Мне бросилось в глаза странное сочетание приземистых массивных зданий и хрупких, почти игрушечных башенок, и еще дом из белого кирпича, на островерхой крыше которого крутился флюгер в форме попугая. И еще мне показалось, будто я слышу музыку, едва различимую танцевальную мелодию, словно бы на городской окраине в разгаре вечеринка…

Я чуть ли не по пояс высунулся в окно и опьянел от восхитительного хаоса ночных ароматов: кажется, воздух этого места подействовал на меня как веселящий газ… впрочем, по правде говоря, я не знаю, как именно влияет пресловутый газ на человеческий организм. Не нюхал я его.

– Что это? – ору, счастливый и перепуганный, как никогда прежде. – Что это?
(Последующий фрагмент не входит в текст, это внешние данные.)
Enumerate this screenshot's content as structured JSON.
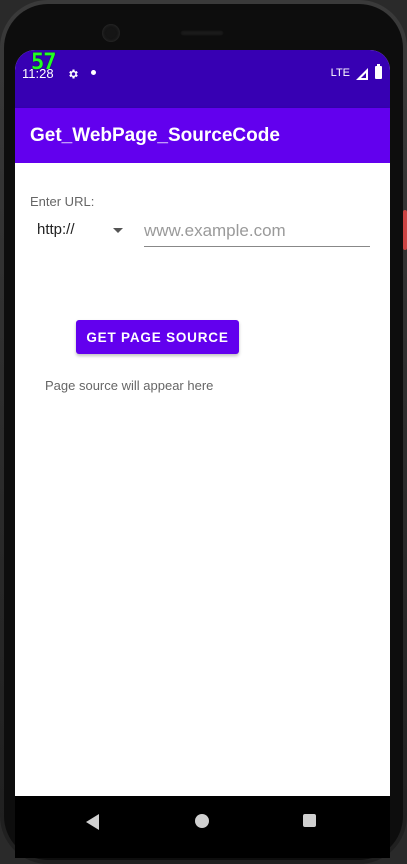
{
  "status_bar": {
    "time": "11:28",
    "fps_counter": "57",
    "network": "LTE",
    "icons": {
      "settings": "gear-icon",
      "notification": "dot-icon",
      "signal": "signal-icon",
      "battery": "battery-icon"
    }
  },
  "app_bar": {
    "title": "Get_WebPage_SourceCode"
  },
  "form": {
    "label": "Enter URL:",
    "protocol": {
      "selected": "http://"
    },
    "url_input": {
      "value": "",
      "placeholder": "www.example.com"
    },
    "button_label": "GET PAGE SOURCE",
    "output_text": "Page source will appear here"
  },
  "nav_bar": {
    "back": "back-icon",
    "home": "home-icon",
    "recents": "recents-icon"
  },
  "colors": {
    "status_bar": "#3700b3",
    "app_bar": "#6200ee",
    "button": "#6200ee"
  }
}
Что это такое?

– Симпатичный городок, – вальяжно замечает Карл Степанович. – Возможно, именно сюда вам когда-нибудь предстоит вернуться… Впрочем, в таком деле гарантий быть не может, сами понимаете.

54. Гбаде

…легко возбуждается и стремится все истребить.


– Ничего я не понимаю! – кричу, уже с надрывом.
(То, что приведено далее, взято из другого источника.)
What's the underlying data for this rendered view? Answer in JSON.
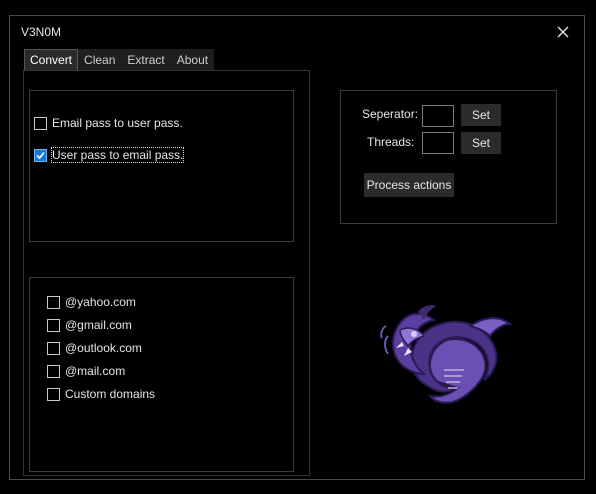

Говорить спокойно я сейчас не способен, хорошие манеры забыты. Меня раздирают противоположные желания: хочется не то выпрыгнуть на ходу из поезда и вскарабкаться по склону горы к дивным этим каменным стенам, не то забиться под стол, закрыть глаза, заткнуть уши и сидеть так, пока мир не придет в норму, пока за окном не замелькает скучный степной пейзаж: распаханные поля, узкие полоски лесопосадок, редкие огоньки станционных будок… И к чертям собачьим зачарованные города!
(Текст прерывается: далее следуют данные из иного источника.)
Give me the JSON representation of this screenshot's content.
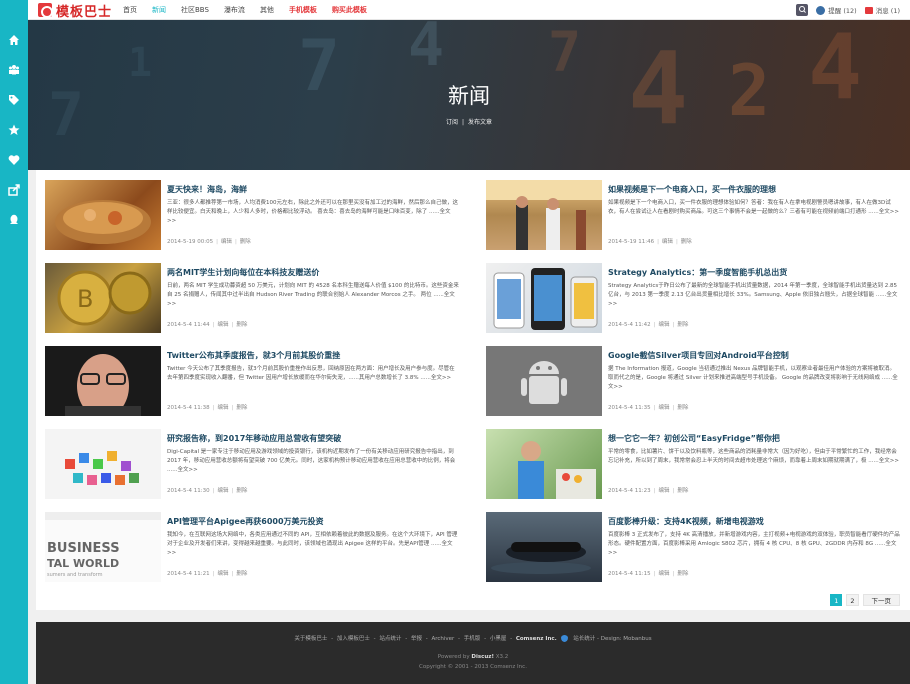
{
  "logo": {
    "text": "模板巴士"
  },
  "nav": [
    {
      "label": "首页",
      "style": "normal"
    },
    {
      "label": "新闻",
      "style": "active"
    },
    {
      "label": "社区BBS",
      "style": "normal"
    },
    {
      "label": "瀑布流",
      "style": "normal"
    },
    {
      "label": "其他",
      "style": "normal"
    },
    {
      "label": "手机模板",
      "style": "red"
    },
    {
      "label": "购买此模板",
      "style": "red"
    }
  ],
  "topbar": {
    "remind_label": "提醒 (12)",
    "message_label": "消息 (1)"
  },
  "banner": {
    "title": "新闻",
    "subscribe": "订阅",
    "divider": "|",
    "publish": "发布文章"
  },
  "articles": [
    {
      "title": "夏天快来！海岛，海鲜",
      "summary": "三亚：很多人都推荐第一市场，人均消费100元左右，除此之外还可以在那里买没有加工过的海鲜，然后那么自己做，这样比较便宜。白天和晚上，人少和人多时，价格都比较浮动。 喜去岛：喜去岛的海鲜可能是口味百变，除了 ......全文>>",
      "date": "2014-5-19 00:05",
      "edit": "编辑",
      "delete": "删除"
    },
    {
      "title": "如果视频是下一个电商入口，买一件衣服的理想",
      "summary": "如果视频是下一个电商入口，买一件衣服的理想体验如何？答者：我在有人在拿电视剧警员嗯讲故事，有人在做3D试衣，有人在尝试让人在看剧时购买商品。可这三个事情不会是一起做的么？三者有可能在视频前端口打通形 ......全文>>",
      "date": "2014-5-19 11:46",
      "edit": "编辑",
      "delete": "删除"
    },
    {
      "title": "两名MIT学生计划向每位在本科技友赠送价",
      "summary": "日前，两名 MIT 学生成功募资超 50 万美元，计划向 MIT 的 4528 名本科生赠送每人价值 $100 的比特币。这些资金来自 25 名捐赠人，传闻其中过半出自 Hudson River Trading 的联合创始人 Alexander Morcos 之手。 两位 ......全文>>",
      "date": "2014-5-4 11:44",
      "edit": "编辑",
      "delete": "删除"
    },
    {
      "title": "Strategy Analytics：第一季度智能手机总出货",
      "summary": "Strategy Analytics于昨日公布了最新的全球智能手机出货量数据，2014 年第一季度，全球智能手机出货量达到 2.85 亿台，与 2013 第一季度 2.13 亿台出货量相比增长 33%。Samsung、Apple 依旧独占翘头，占据全球智能 ......全文>>",
      "date": "2014-5-4 11:42",
      "edit": "编辑",
      "delete": "删除"
    },
    {
      "title": "Twitter公布其季度报告，就3个月前其股价重挫",
      "summary": "Twitter 今天公布了其季度报告，就3个月前其股价重挫作出反思，回纳原因在两方面：用户增长及用户参与度。尽管在去年第四季度实现收入翻番，但 Twitter 因用户增长放缓而在华尔街失宠，......其用户总数增长了 3.8% ......全文>>",
      "date": "2014-5-4 11:38",
      "edit": "编辑",
      "delete": "删除"
    },
    {
      "title": "Google截信Silver项目专回对Android平台控制",
      "summary": "据 The Information 报道，Google 当初通过推出 Nexus 品牌智能手机，以观察业者最佳用户体验的方案将被取消。取而代之的是，Google 将通过 Silver 计划来推进高端型号手机设备。 Google 的品牌改变将影响于无线网络成 ......全文>>",
      "date": "2014-5-4 11:35",
      "edit": "编辑",
      "delete": "删除"
    },
    {
      "title": "研究报告称，到2017年移动应用总营收有望突破",
      "summary": "Digi-Capital 是一家专注于移动应用及游戏领域的投资银行，该机构近期发布了一份有关移动应用研究报告中指出，到 2017 年，移动应用营收总额将有望突破 700 亿美元。同时，这家机构预计移动应用营收在应用总营收中的比例，将会 ......全文>>",
      "date": "2014-5-4 11:30",
      "edit": "编辑",
      "delete": "删除"
    },
    {
      "title": "想一它它一年？初创公司“EasyFridge”帮你把",
      "summary": "平常的零食，比如薯片、饼干以及饮料瓶等，这些商品的消耗量非常大（因为好吃），但由于平常繁忙的工作，我经常会忘记补充，所以到了周末，我常常会忍上半天的时间去超市处理这个麻烦，而靠着上周末如期就期满了，极 ......全文>>",
      "date": "2014-5-4 11:23",
      "edit": "编辑",
      "delete": "删除"
    },
    {
      "title": "API管理平台Apigee再获6000万美元投资",
      "summary": "我知今，在互联网这场大网络中，各类应用通过不同的 API，互相依赖着彼此的数据及服务。在这个大环境下，API 管理对于企业及开发者们来讲，变得越来越重要。与此同时，该领域也涌现出 Apigee 这样的平台。先是API管理 ......全文>>",
      "date": "2014-5-4 11:21",
      "edit": "编辑",
      "delete": "删除"
    },
    {
      "title": "百度影棒升级：支持4K视频，新增电视游戏",
      "summary": "百度影棒 3 正式发布了，支持 4K 高清播放，并新增游戏内容，主打视频+电视游戏的双体验，职员智能看厅硬件的产品形态。硬件配置方面，百度影棒采用 Amlogic S802 芯片，拥有 4 核 CPU、8 核 GPU、2GDDR 内存和 8G ......全文>>",
      "date": "2014-5-4 11:15",
      "edit": "编辑",
      "delete": "删除"
    }
  ],
  "pager": {
    "p1": "1",
    "p2": "2",
    "next": "下一页"
  },
  "footer": {
    "links": [
      "关于模板巴士",
      "-",
      "加入模板巴士",
      "-",
      "站点统计",
      "-",
      "举报",
      "-",
      "Archiver",
      "-",
      "手机版",
      "-",
      "小黑屋",
      "-"
    ],
    "company": "Comsenz Inc.",
    "extra": "站长统计 - Design: Mobanbus",
    "powered_prefix": "Powered by",
    "powered_name": "Discuz!",
    "powered_version": "X3.2",
    "copyright": "Copyright © 2001 - 2013 Comsenz Inc."
  },
  "colors": {
    "accent": "#18b6c5",
    "brand_red": "#e4393c",
    "title_blue": "#1f4a63",
    "footer_bg": "#2b2b2b"
  },
  "icons": {
    "sidebar": [
      "home-icon",
      "group-icon",
      "tag-icon",
      "star-icon",
      "heart-icon",
      "share-icon",
      "qq-icon"
    ],
    "topbar": [
      "search-icon",
      "avatar-icon",
      "message-icon"
    ]
  }
}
– Здесь не может быть никакого города, – я смотрю на попутчика почти с ненавистью. – И гор не может быть. Какие, на хрен, горы?! Вы мне в ром ЛСД подмешали, что ли?

Последняя догадка кажется мне просто блестящей. Следствие по делу можно считать закрытым. Обвиняемый обязуется затолкать остатки галлюциногена в собственную холеную задницу. Экспериментатор хренов!

– Обижаете, батенька, – хмыкает «обвиняемый». – ЛСД да в ром? Зачем же хороший продукт портить?

У него редкий дар убеждения. Мои подозрения тут же рассеиваются, разум охотно подчиняется странной логике собеседника. Действительно, ЛСД в ром – какая нелепость! Смешно просто!